A compartmental model of short-term whole body fluid, protein, and ion distribution and transport is formulated. The model comprises four compartments: a vascular and an interstitial compartment, each with an embedded cellular compartment. The present paper discusses the assumptions on which the model is based and describes the equations that make up the model. Fluid and protein transport parameters from a previously validated model as well as ionic exchange parameters from the literature or from statistical estimation [see companion paper: C. C. Gyenge, B. D. Bowen, R. K. Reed, and J. L. Bert. Am. J. Physiol. 277 (Heart Circ. Physiol. 46): H1228-H1240, 1999] are used in formulating the model. The dynamic model has the ability to simulate 1) transport across the capillary membrane of fluid, proteins, and small ions and their distribution between the vascular and interstitial compartments; 2) the changes in extracellular osmolarity; 3) the distribution and transport of water and ions associated with each of the cellular compartments; 4) the cellular transmembrane potential; and 5) the changes of volume in the four fluid compartments. The validation and testing of the proposed model against available experimental data are presented in the companion paper.

Transport of fluid and solutes in the body II. Model validation and implications.

A mathematical model of short-term whole body fluid, protein, and ion distribution and transport developed earlier [see companion paper: C. C. Gyenge, B. D. Bowen, R. K. Reed, and J. L. Bert. Am. J. Physiol. 277 (Heart Circ. Physiol. 46): H1215-H1227, 1999] is validated using experimental data available in the literature. The model was tested against data measured for the following three types of experimental infusions: 1) hyperosmolar saline solutions with an osmolarity in the range of 2,000-2,400 mosmol/l, 2) saline solutions with an osmolarity of approximately 270 mosmol/l and composition comparable with Ringer solution, and 3) an isosmotic NaCl solution with an osmolarity of approximately 300 mosmol/l.
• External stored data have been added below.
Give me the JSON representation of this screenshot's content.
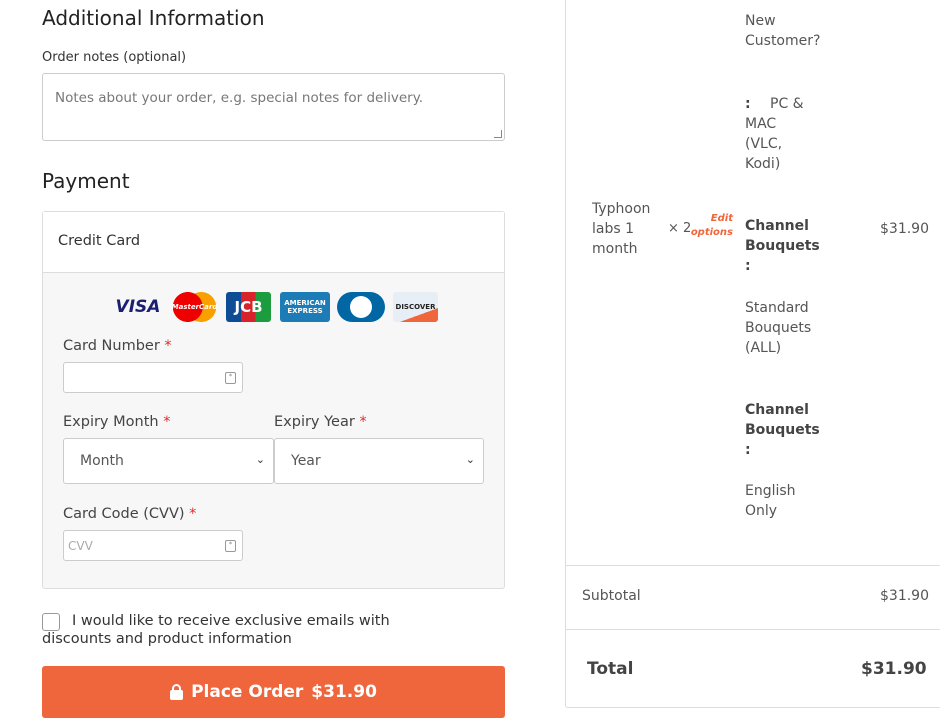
{
  "additional": {
    "title": "Additional Information",
    "notes_label": "Order notes (optional)",
    "notes_placeholder": "Notes about your order, e.g. special notes for delivery."
  },
  "payment": {
    "title": "Payment",
    "method": "Credit Card",
    "card_logos": [
      "VISA",
      "MasterCard",
      "JCB",
      "AMERICAN EXPRESS",
      "Diners Club",
      "DISCOVER"
    ],
    "card_number_label": "Card Number",
    "expiry_month_label": "Expiry Month",
    "expiry_month_value": "Month",
    "expiry_year_label": "Expiry Year",
    "expiry_year_value": "Year",
    "cvv_label": "Card Code (CVV)",
    "cvv_placeholder": "CVV",
    "required": "*"
  },
  "newsletter": {
    "label": "I would like to receive exclusive emails with discounts and product information",
    "checked": false
  },
  "place_order": {
    "label": "Place Order",
    "amount": "$31.90"
  },
  "summary": {
    "meta_top": "New Customer?",
    "meta_colon": ":",
    "meta_device": "PC & MAC (VLC, Kodi)",
    "item": {
      "name": "Typhoon labs 1 month",
      "qty": "× 2",
      "edit": "Edit options",
      "price": "$31.90"
    },
    "options": [
      {
        "key": "Channel Bouquets",
        "sep": ":",
        "value": "Standard Bouquets (ALL)"
      },
      {
        "key": "Channel Bouquets",
        "sep": ":",
        "value": "English Only"
      }
    ],
    "subtotal_label": "Subtotal",
    "subtotal": "$31.90",
    "total_label": "Total",
    "total": "$31.90"
  },
  "colors": {
    "accent": "#f0663c",
    "required": "#e02b2b"
  }
}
Good agreement between the model predictions and the experimental data was obtained with respect to the trends and magnitudes of fluid shifts between the intra- and extracellular compartments, extracellular ion and protein contents, and hematocrit values. The model is also able to yield information about inaccessible or difficult-to-measure system variables such as intracellular ion contents, cellular volumes, and fluid fluxes across the vascular capillary membrane, data that can be used to help interpret the behavior of the system.